Alors, zyva Audouze.
Bien évidemment, c’est du vécu, et au moment où je rédige, j’ai une bouteille de 75 cl de 13° dans le compteur.
J’aime la vitesse. Ayant eu la chance de pouvoir m’offrir des bolides, j’ai éprouvé l’adrénaline en moto, puis en voiture, avec de petits bolides jusqu’à la Formule 1 version couillon qui paie, car il faut admettre que je suis capable de payer mais pas d’être pilote. Mais les sensations sont là.
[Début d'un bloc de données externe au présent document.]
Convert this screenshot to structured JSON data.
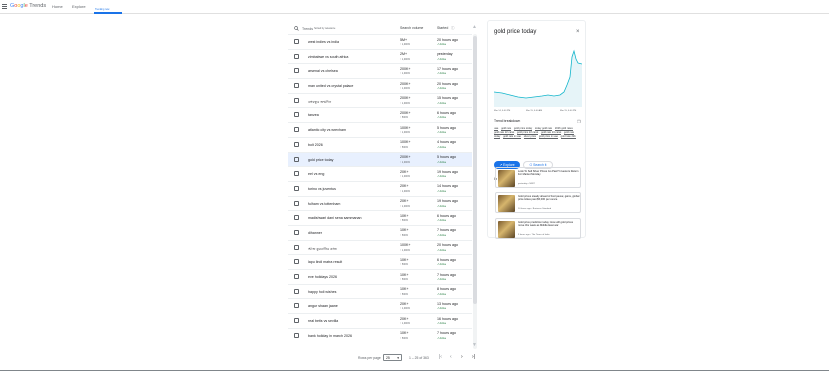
{
  "header": {
    "logo": {
      "g": "G",
      "o1": "o",
      "o2": "o",
      "g2": "g",
      "l": "l",
      "e": "e",
      "trends": " Trends"
    },
    "nav": [
      {
        "label": "Home"
      },
      {
        "label": "Explore"
      },
      {
        "label": "Trending now"
      }
    ]
  },
  "table": {
    "search_label": "Trends",
    "search_hint": "Sorted by relevance",
    "col_volume": "Search volume",
    "col_started": "Started",
    "rows": [
      {
        "name": "west indies vs india",
        "volume": "5M+",
        "pct": "↑ 1,000%",
        "started": "20 hours ago",
        "status": "Active"
      },
      {
        "name": "zimbabwe vs south africa",
        "volume": "2M+",
        "pct": "↑ 1,000%",
        "started": "yesterday",
        "status": "Active"
      },
      {
        "name": "arsenal vs chelsea",
        "volume": "200K+",
        "pct": "↑ 1,000%",
        "started": "17 hours ago",
        "status": "Active"
      },
      {
        "name": "man united vs crystal palace",
        "volume": "200K+",
        "pct": "↑ 1,000%",
        "started": "20 hours ago",
        "status": "Active"
      },
      {
        "name": "বঙ্গবন্ধুর জন্মদিন",
        "volume": "200K+",
        "pct": "↑ 1,000%",
        "started": "15 hours ago",
        "status": "Active"
      },
      {
        "name": "tanzea",
        "volume": "200K+",
        "pct": "↑ 500%",
        "started": "6 hours ago",
        "status": "Active"
      },
      {
        "name": "atlantic city vs wrexham",
        "volume": "100K+",
        "pct": "↑ 1,000%",
        "started": "5 hours ago",
        "status": "Active"
      },
      {
        "name": "bolt 2026",
        "volume": "100K+",
        "pct": "↑ 500%",
        "started": "4 hours ago",
        "status": "Active"
      },
      {
        "name": "gold price today",
        "volume": "200K+",
        "pct": "↑ 1,000%",
        "started": "5 hours ago",
        "status": "Active"
      },
      {
        "name": "eel vs eng",
        "volume": "20K+",
        "pct": "↑ 1,000%",
        "started": "19 hours ago",
        "status": "Active"
      },
      {
        "name": "torino vs juventus",
        "volume": "20K+",
        "pct": "↑ 1,000%",
        "started": "14 hours ago",
        "status": "Active"
      },
      {
        "name": "fulham vs tottenham",
        "volume": "20K+",
        "pct": "↑ 1,000%",
        "started": "19 hours ago",
        "status": "Active"
      },
      {
        "name": "madishwari dani sena sammanan",
        "volume": "10K+",
        "pct": "↑ 500%",
        "started": "6 hours ago",
        "status": "Active"
      },
      {
        "name": "dihanner",
        "volume": "10K+",
        "pct": "↑ 500%",
        "started": "7 hours ago",
        "status": "Active"
      },
      {
        "name": "আজ কুরবানির কাজ",
        "volume": "100K+",
        "pct": "↑ 1,000%",
        "started": "20 hours ago",
        "status": "Active"
      },
      {
        "name": "lapu lindi matra result",
        "volume": "10K+",
        "pct": "↑ 500%",
        "started": "6 hours ago",
        "status": "Active"
      },
      {
        "name": "eve holidays 2026",
        "volume": "10K+",
        "pct": "↑ 500%",
        "started": "7 hours ago",
        "status": "Active"
      },
      {
        "name": "happy holi wishes",
        "volume": "10K+",
        "pct": "↑ 500%",
        "started": "8 hours ago",
        "status": "Active"
      },
      {
        "name": "angur shaan jaane",
        "volume": "20K+",
        "pct": "↑ 1,000%",
        "started": "13 hours ago",
        "status": "Active"
      },
      {
        "name": "real betis vs sevilla",
        "volume": "20K+",
        "pct": "↑ 1,000%",
        "started": "16 hours ago",
        "status": "Active"
      },
      {
        "name": "bank holiday in march 2026",
        "volume": "10K+",
        "pct": "↑ 500%",
        "started": "7 hours ago",
        "status": "Active"
      }
    ],
    "pagination": {
      "rows_per_page_label": "Rows per page",
      "rows_per_page": "25",
      "range": "1 – 25 of 363"
    }
  },
  "detail": {
    "title": "gold price today",
    "chart_dates": [
      "Mar 14, 6:00 PM",
      "Mar 15, 6:00 AM",
      "Mar 15, 6:00 PM"
    ],
    "breakdown_label": "Trend breakdown",
    "breakdown_tags": [
      "uae",
      "gold rate",
      "gold price today",
      "today gold rate",
      "2026 gold rates",
      "gold rate 22 carat",
      "gold price 22 carat",
      "gold rate 24 carat",
      "gold rate today",
      "gold rate in uae",
      "silver price",
      "gold price in uae",
      "gold rate 22k"
    ],
    "explore_label": "Explore",
    "search_label": "Search it",
    "news_label": "In the news",
    "news": [
      {
        "headline": "Look To Sell Silver Prices Go Past? Investors Return For Market Monday",
        "source": "yesterday • MINT"
      },
      {
        "headline": "Gold prices steady ahead of Fed pause; gains, global price Hikes past $5,000 per ounce",
        "source": "10 hours ago • Business Standard"
      },
      {
        "headline": "Gold price prediction today: How will gold prices move this week as Middle East war",
        "source": "9 hours ago • The Times of India"
      }
    ]
  },
  "colors": {
    "accent": "#1a73e8",
    "active_status": "#137333",
    "selected_row": "#e8f0fe"
  }
}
Une évolution des mœurs, furieusement commandée par le politiquement correct a voulu que la vitesse sur route soit stigmatisée (car permettre qu’un pilote des 24 heures du Mans fasse du 350 km/h sur une route, alors que le pékin lambda sur la même route ne peut pas dépasser 90 km/h ressemble furieusement à un code). La seule façon d’assumer son amour de la vitesse, c’est sur l’eau. Et je me suis pris d’un amour pour le jet-ski. Quand à trois kilomètres à la ronde il n’y a pas âme qui vive, et quand on glisse sur l’eau à plus de 100 kilomètres/heures, il y a une jouissance qui est celle du dernier espace de liberté. Je m’éclate à fendre les eaux avec l’impression que ma liberté n’a pas de limite.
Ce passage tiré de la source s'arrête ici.